Amor aos quadradinhos: uma rede inesgotável – Pela Pediatra Vera Silva

Cada vez que alguém nasce a rede do pescador cresce em tamanho. Que rede e que pescador? Bem, isso depende de cada opinião. Parece estranho falar desta forma, mas sinceramente é um desafio definir o que é o amor e por esse motivo imaginei que pudéssemos ser uma rede infinita de linhas que se cruzam e voltam a cruzar-se, que se encontram e desencontram, que caminham lado a lado ou que seguem trajetos diferentes. Visto desta forma, sim… o amor é uma rede. Nada tem de rede social, apenas um entrançado de linhas que desenham o Universo. Cada cruzamento das linhas é um pontinho de luz que corresponde a cada um de nós e que de forma mais ou menos estranha e desconhecida nos mantém conectados, linha a linha. Quem tece esta rede? Pouco interessa a origem (entraríamos em questões religiosas que apenas dizem respeito ao que o Homem cria), o caminho é que pode ser fantástico se assim o intencionarmos.

Cada vez que penso em ti, de alguma forma tu passarás por uma experiência que te fará recordar de mim. Estamos conectados por essas linhas invisíveis, desconhecidas, loucas, mas que para mim existem. As crianças são exímias neste aspeto, pois o entrançado de linhas que desenham é ilimitado. À medida que vamos crescendo parece que colocamos alguns limites nesse entrançado e escolhemos com quem nos cruzamos, com quem continuamos ou quem deixamos. Verdade, verdade é que o nosso livre arbítrio deixa muito a desejar. E as crianças sabem bem disso, pelo que mantêm o entrançado da rede sem lhes tocarem. Aceitam apenas os cruzamentos que se vão fazendo e sem grandes escolhas deixam ficar ou ir o que tiver que ser. É o que é. Ser criança torna tudo tão simples, até esta questão do amor.

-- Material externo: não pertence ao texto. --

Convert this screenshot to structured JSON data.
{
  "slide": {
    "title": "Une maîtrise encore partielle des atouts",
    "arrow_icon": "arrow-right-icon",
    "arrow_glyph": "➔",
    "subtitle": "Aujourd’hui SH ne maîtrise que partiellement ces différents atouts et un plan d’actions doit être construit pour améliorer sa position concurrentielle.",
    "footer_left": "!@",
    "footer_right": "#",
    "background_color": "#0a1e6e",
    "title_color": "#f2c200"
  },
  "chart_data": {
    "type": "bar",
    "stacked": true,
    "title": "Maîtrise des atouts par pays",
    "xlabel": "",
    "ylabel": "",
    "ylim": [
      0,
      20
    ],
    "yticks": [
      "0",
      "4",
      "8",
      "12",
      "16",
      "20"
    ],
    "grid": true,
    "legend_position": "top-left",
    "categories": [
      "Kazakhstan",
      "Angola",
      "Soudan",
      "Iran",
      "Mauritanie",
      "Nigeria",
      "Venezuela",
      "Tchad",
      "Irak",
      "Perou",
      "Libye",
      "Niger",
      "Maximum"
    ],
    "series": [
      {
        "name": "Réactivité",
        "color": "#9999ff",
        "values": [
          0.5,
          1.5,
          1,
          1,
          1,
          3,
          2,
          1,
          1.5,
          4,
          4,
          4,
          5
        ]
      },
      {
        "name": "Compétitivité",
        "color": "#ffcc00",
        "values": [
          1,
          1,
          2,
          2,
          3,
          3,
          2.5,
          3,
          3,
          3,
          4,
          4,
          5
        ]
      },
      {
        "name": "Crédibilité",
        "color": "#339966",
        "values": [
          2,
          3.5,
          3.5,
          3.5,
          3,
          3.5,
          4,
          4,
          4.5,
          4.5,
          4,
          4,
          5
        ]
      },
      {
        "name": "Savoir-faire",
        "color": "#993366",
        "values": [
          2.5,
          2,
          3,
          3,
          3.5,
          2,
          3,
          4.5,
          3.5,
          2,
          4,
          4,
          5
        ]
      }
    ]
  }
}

Imagino esta rede que construímos conjuntamente como uma cola que nos une e isso para mim é o amor. Por exemplo, se as nossas células não tivessem tecido conjuntivo em seu redor talvez andasse cada uma para seu lado, mas o que é facto é que se mantêm juntas e com isso constroem os órgãos, sistemas, o corpo e funcionamos. Quando de alguma forma a cola que nos une no Universo, a tal rede, se quebra, sofre roturas, o corpo recebe a informação e as células que estavam tão organizadas na sua construção amorosa, podem desorganizar-se. Surge a memória corporal que se pode transformar em doença. Parece loucura, mas talvez seja como se diz “de médico e de louco todos temos um pouco”. Ao longo da nossa vida vamos vivendo momentos mais ou menos intensos do ponto de vista emocional. Se o stress que vivenciamos nesses momentos entra em estado de resistência, o nosso corpo aguenta até uma certa fase, porque a dada altura a curva que se mantinha firme começa a decair e passamos abaixo da linha de água e adoecemos. O stress transformado em memória corporal e manifestado na forma de doença. Haverá com certeza forma de voltar para trás, mas algum dano o organismo sofreu e dificilmente regressa ao que era. Podemos também dizer que aprendeu… Bom, muitas opiniões se poderão formar.

O que é facto é que as crianças também adoecem e também passam por situações de stress e também têm memória corporal, que está em construção, mas que também já existe. Muitas vezes a criança funciona como um elemento de descarga de stress do adulto e em vez de ser este a ficar em modo de resistência, é a criança que fica, até ao ponto no qual o seu organismo não aguenta mais e adoece. Loucura novamente… para alguns. Felizmente que temos muitos opiniões pois isso faz-nos transformar o que somos e sem fundamentalismos aceitar que tudo é possível. Afinal não há certos nem errados nesta rede inesgotável de Amor aos quadradinhos.